Research we’ve been carrying out with clients over the last few months suggests that organisations’ underlying need for external support remains high, despite the COVID-19 pandemic. But it does raise the question: Is it consulting support that clients will be looking for?
Demand for technology consulting has remained strong since the beginning of the pandemic, fuelled by the shift to online working and shopping, but there’s also been plenty of work around supply chain management, cost-cutting and “workforce planning”, a uniquely COVID-related combination of services aimed at helping organisations manage the consequences of having to scale their operations up and down. More recently, there have been indications that these services are coalescing into a repurposed version of digital transformation.
Beyond these immediate areas of activity, it’s clear from the conversations we’re having with clients, and from recent quantitative research, that organisations still need help. In fact, they need help in two distinct areas. In the first place, the crisis has created new challenges, and client organisations don’t necessarily have the capabilities to deal with them. Inevitably, much of that skills shortage centres on technology, but workforce planning—to take one example—depends on experience in efficient scheduling and employment law (what exactly are organisations’ responsibilities?) and it certainly benefits from knowledge of what other organisations are doing, and best practice from elsewhere. The second driver of demand exacerbates the first: Clients don’t have the capacity to do the work needed. For many, the crisis means there’s simply more work to do: The fact that business is not as usual doesn’t mean that business-as-usual activities have disappeared. Indeed, the crisis has created an array of urgent, new challenges. On top of this, clients are short-staffed because many of their employees are either ill, self-isolating, or looking after family members.

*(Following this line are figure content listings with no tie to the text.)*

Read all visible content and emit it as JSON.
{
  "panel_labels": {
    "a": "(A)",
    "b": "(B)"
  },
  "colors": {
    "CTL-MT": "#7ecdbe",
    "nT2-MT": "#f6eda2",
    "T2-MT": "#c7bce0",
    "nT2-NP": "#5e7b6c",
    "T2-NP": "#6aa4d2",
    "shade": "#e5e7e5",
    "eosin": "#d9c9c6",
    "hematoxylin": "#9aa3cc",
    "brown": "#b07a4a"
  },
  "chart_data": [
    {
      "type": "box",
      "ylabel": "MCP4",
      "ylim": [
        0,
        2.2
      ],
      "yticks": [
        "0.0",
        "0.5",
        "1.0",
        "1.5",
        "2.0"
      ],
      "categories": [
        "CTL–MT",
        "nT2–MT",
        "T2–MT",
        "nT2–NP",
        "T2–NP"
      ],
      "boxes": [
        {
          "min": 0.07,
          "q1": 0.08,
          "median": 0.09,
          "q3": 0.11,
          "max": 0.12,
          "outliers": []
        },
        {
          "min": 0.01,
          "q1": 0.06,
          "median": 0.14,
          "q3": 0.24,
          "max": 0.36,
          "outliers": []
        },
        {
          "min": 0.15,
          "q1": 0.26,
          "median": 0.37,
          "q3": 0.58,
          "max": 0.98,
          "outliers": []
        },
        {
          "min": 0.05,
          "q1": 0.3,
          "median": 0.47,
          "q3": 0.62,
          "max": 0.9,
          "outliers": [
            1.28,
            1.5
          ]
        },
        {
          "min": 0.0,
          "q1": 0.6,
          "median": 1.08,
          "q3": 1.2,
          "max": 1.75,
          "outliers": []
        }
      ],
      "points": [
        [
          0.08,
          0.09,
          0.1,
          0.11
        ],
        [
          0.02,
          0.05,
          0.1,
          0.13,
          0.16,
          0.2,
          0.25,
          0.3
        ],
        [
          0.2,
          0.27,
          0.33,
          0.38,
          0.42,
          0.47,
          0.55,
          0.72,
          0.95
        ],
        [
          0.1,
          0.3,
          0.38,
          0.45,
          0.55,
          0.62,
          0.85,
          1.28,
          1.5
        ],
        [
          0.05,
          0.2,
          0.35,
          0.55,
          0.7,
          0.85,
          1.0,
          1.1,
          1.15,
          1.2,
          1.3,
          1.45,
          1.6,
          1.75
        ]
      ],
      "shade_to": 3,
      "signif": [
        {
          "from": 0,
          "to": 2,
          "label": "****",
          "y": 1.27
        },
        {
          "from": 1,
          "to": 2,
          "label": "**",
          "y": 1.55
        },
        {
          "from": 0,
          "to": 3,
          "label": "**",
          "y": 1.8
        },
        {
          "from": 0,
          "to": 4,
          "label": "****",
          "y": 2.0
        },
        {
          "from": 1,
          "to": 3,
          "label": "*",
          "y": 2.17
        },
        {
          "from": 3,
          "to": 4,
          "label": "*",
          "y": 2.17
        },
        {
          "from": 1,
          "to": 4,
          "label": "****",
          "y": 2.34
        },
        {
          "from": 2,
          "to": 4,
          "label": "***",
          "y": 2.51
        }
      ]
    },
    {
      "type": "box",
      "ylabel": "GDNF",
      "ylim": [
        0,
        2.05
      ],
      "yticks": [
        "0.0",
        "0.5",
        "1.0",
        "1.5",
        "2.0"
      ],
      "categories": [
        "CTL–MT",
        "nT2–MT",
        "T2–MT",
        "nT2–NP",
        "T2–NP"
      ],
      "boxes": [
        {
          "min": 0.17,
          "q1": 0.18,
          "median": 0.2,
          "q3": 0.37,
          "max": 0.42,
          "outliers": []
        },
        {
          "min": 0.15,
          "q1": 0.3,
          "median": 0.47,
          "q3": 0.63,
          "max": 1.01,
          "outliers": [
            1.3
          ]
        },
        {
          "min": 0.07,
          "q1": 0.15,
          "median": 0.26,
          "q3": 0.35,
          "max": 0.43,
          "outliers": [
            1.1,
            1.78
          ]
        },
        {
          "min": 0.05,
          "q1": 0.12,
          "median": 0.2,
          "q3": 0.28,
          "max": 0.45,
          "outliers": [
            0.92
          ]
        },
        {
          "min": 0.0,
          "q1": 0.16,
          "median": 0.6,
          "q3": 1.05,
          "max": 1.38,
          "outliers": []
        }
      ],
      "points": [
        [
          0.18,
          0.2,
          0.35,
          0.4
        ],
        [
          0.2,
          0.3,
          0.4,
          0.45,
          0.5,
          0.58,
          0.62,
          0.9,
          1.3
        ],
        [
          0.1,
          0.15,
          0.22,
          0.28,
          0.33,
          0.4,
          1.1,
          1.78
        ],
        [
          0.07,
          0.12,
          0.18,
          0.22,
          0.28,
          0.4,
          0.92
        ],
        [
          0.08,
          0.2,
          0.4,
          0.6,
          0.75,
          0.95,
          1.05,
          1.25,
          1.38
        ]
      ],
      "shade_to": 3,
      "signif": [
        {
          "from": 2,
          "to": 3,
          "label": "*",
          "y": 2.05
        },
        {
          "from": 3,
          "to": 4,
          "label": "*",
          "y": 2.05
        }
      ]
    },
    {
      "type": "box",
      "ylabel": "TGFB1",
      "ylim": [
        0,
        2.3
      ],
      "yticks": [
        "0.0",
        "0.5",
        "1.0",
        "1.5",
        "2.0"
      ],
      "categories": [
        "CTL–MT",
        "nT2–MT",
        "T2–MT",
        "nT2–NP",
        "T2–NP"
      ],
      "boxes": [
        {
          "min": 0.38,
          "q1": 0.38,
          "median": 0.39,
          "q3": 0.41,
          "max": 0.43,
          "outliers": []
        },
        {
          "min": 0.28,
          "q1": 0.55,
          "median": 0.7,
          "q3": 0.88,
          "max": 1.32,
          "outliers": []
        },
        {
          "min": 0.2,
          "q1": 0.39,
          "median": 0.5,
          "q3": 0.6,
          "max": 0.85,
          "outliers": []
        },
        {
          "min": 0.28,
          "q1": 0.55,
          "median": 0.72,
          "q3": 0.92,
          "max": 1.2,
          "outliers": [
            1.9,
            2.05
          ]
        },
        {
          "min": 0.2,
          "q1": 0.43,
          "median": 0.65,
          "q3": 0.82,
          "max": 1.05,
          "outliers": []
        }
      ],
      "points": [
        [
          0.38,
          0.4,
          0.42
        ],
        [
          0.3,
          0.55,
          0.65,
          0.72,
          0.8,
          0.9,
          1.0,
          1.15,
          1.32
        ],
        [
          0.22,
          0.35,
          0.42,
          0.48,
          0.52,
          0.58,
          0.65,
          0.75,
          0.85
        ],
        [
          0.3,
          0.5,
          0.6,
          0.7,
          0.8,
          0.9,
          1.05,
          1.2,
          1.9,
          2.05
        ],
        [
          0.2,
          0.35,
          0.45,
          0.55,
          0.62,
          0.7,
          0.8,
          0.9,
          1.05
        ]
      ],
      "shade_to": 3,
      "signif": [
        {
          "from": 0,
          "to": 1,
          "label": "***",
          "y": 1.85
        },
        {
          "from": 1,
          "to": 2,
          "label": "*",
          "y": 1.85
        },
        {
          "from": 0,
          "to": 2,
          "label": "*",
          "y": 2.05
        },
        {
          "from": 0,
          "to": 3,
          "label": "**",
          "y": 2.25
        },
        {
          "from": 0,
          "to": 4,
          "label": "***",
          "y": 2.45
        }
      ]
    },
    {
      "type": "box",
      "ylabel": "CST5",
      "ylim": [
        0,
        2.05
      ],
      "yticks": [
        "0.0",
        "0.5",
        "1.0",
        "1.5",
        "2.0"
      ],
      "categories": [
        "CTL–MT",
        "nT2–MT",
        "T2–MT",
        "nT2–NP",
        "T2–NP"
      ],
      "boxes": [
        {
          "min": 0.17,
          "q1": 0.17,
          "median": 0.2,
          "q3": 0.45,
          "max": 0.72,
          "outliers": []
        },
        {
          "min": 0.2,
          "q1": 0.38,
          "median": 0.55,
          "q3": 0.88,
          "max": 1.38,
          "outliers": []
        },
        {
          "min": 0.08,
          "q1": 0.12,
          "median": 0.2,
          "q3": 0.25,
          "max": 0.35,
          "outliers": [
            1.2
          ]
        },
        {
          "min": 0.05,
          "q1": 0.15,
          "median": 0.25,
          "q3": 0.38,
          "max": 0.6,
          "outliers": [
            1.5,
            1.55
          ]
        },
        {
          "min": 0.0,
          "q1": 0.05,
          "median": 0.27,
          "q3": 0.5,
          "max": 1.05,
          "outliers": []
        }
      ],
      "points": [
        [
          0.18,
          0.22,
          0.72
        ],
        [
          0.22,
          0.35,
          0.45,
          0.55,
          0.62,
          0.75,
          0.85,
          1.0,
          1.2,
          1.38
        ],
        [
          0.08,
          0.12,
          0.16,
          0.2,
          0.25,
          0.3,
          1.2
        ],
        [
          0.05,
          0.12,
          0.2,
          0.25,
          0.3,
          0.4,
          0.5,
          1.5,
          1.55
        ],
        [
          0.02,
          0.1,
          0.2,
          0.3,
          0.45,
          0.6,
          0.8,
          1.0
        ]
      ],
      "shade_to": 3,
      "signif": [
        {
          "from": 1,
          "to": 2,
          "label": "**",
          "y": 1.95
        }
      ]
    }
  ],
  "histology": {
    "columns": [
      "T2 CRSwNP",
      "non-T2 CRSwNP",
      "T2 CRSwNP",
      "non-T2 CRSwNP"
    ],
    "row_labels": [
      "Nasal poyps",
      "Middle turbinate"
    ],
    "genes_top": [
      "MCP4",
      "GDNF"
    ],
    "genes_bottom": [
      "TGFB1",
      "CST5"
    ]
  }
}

This isn’t a new problem: Research we’ve carried out over the last decade has consistently shown that capability and capacity are by far the biggest drivers of consulting work, and that the balance between the two is fairly even. But several factors are now complicating the picture, and the type of support clients will be seeking. Clients want access to deep expertise and are less tolerant of generalist or junior consultants. The latter require hand-holding—which clients don’t have time to do—and take longer to generate results. With an expert, you get someone who can make an immediate difference. But clients also need to offload work quickly—sometimes entire parts of their business—and as a result of the pandemic, they don’t want any of this support to be delivered on-site. Twenty years of pressure on consultants to work alongside clients’ own staff is being reversed in as many weeks. Finally, many clients won’t have much money. The COVID-led recession means that, as time passes, existing consulting projects will end, and budgets for new ones will be tighter.
As a result, it’s not clear who’s going to benefit from client demand. If the market pendulum swings towards capability, consulting firms will win, at least where they can demonstrate real depth of expertise. But if it swings towards capacity, then the winners are likely to be outsourcing companies, which are well positioned to take over client processes quickly, run them from their own offices, and use technology to bring costs down. From the perspective of a client, keen to get things done but wanting to bring costs down, consulting is expensive; outsourcing is cheap.
This is a challenge, but it’s also an opportunity, because the biggest gains will probably be made by firms that can provide both capability and capacity, expertise with organisational flexibility, and high quality with low cost. Many suppliers claim to deliver both consulting and outsourcing, but the reality is that they very rarely do so for the same organisation at the same time. Consulting and outsourcing has been an either/or option—now it needs to be an “and” one.